Concentrations of nitrates from agricultural run-off have declined on average by 20% between 1992 and 2012, but in more than 40% of Europe’s rivers they still cause problems including algal blooms. The algae in turn can cause biodiversity loss, because they may be toxic to other aquatic animals, or may use up oxygen, killing fish. In 2012, the countries with the highest nitrate concentrations in rivers were Luxembourg, Turkey and the United Kingdom; Britain’s nitrate-pollution levels have decreased since 1992, but Luxembourg’s have risen.

Among the greatest achievements for water quality in the past 25 years is that countries have stopped dumping large quantities of untreated urban and industrial waste water into rivers, says the report. However, “advances are slow. We won’t meet our targets,” says Bruyninckx.

But not all ecologists are so worried. The state of Europe’s fresh water is “not as bad as it sounds”, says Alan Jenkins, deputy director of the UK Centre for Ecology & Hydrology, headquartered in Wallingford. Jenkins says that legislators’ targets for improving water quality were unattainable — so it is not surprising that they were not met. “Generally, Europe’s rivers and streams function pretty well,” he says, although he agrees that high nitrate concentrations are a problem, causing periodic toxic algal blooms across the continent.

Biodiversity loss

Europe’s biodiversity is also ailing, the report shows. Some 60% of species and 77% of habitats assessed between 2007 and 2012 are in an “unfavourable” condition, and need greater protection. Both of these figures have increased by around ten percentage points from an assessment in 2001–06. But it is not clear whether the changes are attributable to declining conditions or to an increase in the number of species and habitats reviewed.
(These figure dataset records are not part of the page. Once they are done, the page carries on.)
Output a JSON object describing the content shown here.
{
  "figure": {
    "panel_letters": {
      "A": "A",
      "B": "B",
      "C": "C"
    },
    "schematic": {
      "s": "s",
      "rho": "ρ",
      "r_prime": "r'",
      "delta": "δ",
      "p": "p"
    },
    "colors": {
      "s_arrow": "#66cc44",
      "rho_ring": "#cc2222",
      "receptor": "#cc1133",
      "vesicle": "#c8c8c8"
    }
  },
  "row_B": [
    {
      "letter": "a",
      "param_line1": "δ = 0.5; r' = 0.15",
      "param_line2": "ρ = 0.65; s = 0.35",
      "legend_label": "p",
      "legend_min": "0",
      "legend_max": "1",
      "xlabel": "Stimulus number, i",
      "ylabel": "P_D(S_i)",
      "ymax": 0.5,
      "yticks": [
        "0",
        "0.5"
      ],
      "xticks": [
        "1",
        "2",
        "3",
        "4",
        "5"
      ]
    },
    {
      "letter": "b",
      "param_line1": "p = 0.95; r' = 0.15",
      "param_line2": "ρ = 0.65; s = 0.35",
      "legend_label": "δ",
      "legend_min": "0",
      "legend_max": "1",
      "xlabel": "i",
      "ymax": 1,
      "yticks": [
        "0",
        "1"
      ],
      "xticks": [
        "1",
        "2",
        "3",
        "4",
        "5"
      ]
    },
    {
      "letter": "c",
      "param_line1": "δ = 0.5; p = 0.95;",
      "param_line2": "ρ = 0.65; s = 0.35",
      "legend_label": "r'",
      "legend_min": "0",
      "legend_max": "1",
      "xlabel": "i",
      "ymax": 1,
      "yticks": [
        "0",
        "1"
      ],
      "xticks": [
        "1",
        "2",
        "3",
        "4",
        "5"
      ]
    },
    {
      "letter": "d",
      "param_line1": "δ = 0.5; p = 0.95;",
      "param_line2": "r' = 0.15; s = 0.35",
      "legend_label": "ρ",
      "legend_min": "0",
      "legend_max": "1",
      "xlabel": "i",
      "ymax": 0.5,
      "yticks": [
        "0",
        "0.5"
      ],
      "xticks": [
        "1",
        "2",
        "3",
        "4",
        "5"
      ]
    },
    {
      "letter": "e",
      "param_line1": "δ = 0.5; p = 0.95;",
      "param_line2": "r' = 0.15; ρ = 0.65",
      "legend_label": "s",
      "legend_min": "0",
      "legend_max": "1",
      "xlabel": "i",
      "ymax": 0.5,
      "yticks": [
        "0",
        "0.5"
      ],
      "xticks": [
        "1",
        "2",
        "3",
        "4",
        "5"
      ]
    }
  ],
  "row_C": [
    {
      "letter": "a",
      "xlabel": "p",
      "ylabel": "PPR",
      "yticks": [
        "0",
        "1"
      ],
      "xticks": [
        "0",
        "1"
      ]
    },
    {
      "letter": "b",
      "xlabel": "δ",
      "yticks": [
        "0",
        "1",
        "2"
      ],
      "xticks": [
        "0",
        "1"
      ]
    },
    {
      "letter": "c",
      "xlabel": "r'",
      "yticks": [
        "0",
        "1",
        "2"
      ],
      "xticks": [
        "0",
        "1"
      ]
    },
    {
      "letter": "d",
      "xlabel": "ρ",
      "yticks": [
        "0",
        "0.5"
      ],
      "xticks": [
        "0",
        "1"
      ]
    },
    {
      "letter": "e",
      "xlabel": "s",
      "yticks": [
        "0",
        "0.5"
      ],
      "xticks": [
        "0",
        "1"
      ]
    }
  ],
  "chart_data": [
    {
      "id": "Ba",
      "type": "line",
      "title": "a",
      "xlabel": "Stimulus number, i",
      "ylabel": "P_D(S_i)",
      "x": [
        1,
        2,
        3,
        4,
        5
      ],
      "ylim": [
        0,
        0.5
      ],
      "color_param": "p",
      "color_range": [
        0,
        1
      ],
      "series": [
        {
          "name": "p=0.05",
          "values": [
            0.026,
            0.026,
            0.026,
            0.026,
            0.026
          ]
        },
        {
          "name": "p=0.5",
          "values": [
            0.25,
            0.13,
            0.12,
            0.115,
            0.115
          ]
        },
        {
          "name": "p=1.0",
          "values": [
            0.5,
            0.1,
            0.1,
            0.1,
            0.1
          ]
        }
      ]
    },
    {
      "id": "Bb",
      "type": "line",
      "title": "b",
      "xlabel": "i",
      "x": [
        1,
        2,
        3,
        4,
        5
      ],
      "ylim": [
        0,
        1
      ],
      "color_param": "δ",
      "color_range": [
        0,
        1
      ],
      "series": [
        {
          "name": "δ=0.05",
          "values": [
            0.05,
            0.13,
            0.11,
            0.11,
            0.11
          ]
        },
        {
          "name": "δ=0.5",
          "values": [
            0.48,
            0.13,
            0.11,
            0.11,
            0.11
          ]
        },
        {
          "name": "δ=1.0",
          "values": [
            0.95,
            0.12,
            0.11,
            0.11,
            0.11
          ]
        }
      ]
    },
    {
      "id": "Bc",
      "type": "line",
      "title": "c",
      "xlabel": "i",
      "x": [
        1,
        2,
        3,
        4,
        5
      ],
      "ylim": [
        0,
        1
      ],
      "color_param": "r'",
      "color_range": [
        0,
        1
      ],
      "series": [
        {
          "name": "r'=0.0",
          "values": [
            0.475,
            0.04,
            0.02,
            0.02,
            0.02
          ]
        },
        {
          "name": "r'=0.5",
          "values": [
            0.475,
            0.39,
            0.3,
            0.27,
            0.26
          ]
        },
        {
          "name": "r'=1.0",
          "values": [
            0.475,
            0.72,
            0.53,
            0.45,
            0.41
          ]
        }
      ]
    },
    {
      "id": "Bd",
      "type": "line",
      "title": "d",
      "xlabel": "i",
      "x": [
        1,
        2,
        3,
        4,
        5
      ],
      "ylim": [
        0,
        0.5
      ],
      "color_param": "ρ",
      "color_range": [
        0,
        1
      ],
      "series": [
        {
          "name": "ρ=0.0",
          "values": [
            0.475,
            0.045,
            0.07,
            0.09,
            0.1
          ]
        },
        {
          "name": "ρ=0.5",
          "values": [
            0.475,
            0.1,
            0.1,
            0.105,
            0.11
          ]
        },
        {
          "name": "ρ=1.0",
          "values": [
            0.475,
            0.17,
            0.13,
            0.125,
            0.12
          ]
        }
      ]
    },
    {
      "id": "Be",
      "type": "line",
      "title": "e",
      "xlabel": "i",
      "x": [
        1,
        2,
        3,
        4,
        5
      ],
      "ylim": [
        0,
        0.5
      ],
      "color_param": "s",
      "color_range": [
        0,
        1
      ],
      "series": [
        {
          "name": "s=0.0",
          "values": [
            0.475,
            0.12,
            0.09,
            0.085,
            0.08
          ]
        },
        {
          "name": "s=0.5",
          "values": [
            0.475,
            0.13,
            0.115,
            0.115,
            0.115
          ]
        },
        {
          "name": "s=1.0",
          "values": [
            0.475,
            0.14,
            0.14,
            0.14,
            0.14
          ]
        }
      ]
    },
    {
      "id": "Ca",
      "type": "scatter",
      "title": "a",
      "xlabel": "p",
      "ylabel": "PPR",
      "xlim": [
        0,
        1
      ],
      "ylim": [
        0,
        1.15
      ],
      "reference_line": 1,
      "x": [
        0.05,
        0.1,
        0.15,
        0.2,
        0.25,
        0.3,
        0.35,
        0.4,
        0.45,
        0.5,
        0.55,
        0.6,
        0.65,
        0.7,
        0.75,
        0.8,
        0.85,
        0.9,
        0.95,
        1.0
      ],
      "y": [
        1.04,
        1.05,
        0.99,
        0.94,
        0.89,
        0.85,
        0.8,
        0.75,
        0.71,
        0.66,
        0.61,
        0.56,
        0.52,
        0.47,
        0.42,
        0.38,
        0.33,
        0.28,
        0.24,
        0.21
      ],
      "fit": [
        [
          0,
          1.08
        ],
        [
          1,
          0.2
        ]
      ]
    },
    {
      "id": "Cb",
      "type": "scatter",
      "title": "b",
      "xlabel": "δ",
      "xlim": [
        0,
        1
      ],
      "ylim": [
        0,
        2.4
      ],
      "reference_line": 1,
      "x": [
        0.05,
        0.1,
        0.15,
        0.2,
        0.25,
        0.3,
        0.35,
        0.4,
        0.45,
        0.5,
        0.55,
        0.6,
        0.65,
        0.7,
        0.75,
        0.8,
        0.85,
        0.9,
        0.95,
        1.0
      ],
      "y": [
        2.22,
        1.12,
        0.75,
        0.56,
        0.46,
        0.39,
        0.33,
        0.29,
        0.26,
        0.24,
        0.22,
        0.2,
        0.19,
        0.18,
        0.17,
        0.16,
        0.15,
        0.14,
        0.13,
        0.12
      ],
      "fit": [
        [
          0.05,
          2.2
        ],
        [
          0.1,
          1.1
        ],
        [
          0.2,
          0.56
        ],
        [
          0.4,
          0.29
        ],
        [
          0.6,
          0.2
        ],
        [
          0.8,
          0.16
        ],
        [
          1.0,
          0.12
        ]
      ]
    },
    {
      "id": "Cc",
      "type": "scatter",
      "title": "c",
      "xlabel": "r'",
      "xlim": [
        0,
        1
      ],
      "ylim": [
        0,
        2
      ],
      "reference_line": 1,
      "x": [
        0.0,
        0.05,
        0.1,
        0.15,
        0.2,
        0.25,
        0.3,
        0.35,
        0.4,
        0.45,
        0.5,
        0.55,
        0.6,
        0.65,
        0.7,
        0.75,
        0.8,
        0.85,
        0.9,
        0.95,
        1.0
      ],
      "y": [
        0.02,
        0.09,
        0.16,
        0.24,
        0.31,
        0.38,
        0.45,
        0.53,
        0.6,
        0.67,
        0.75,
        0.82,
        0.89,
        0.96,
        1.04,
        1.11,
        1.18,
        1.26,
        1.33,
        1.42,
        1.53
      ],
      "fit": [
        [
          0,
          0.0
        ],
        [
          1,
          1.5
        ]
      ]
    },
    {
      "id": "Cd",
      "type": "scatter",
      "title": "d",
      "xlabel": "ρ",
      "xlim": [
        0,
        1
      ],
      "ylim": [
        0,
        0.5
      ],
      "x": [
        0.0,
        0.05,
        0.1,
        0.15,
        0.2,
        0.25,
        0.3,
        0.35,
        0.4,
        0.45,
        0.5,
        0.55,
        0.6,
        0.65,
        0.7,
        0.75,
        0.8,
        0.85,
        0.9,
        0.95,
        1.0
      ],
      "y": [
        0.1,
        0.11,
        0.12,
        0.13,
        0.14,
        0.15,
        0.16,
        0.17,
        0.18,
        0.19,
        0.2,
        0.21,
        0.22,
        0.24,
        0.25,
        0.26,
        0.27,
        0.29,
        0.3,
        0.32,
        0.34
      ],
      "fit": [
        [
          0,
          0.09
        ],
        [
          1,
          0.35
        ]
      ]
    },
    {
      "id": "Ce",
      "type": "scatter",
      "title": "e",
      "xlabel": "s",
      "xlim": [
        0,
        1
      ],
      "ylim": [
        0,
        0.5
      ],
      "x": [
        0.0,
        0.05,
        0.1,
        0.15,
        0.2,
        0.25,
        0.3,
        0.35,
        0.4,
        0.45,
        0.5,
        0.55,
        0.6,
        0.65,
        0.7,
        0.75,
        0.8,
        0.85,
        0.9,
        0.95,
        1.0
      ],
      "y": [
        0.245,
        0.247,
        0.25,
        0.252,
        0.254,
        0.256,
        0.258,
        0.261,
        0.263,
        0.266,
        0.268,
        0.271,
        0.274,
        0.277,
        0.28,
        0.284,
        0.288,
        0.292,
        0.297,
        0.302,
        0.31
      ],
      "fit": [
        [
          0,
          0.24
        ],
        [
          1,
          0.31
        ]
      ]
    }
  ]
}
Bruyninckx applauds Europe for increasing the proportion of land and marine water under protection since the previous assessment. But he says that the biodiversity trends send a “strong signal” that further action is needed. Biodiversity is declining globally, and many scientists warn that it is reaching a critical point at which harm will become irrevocable. Many internationally agreed targets for protecting biodiversity by 2020 are likely to be missed.

Bruyninckx says that Europe’s leaders must not shy away from tackling the continent’s environmental challenges, which he says are set to increase with climate change and population growth: “The current policies do not suffice.”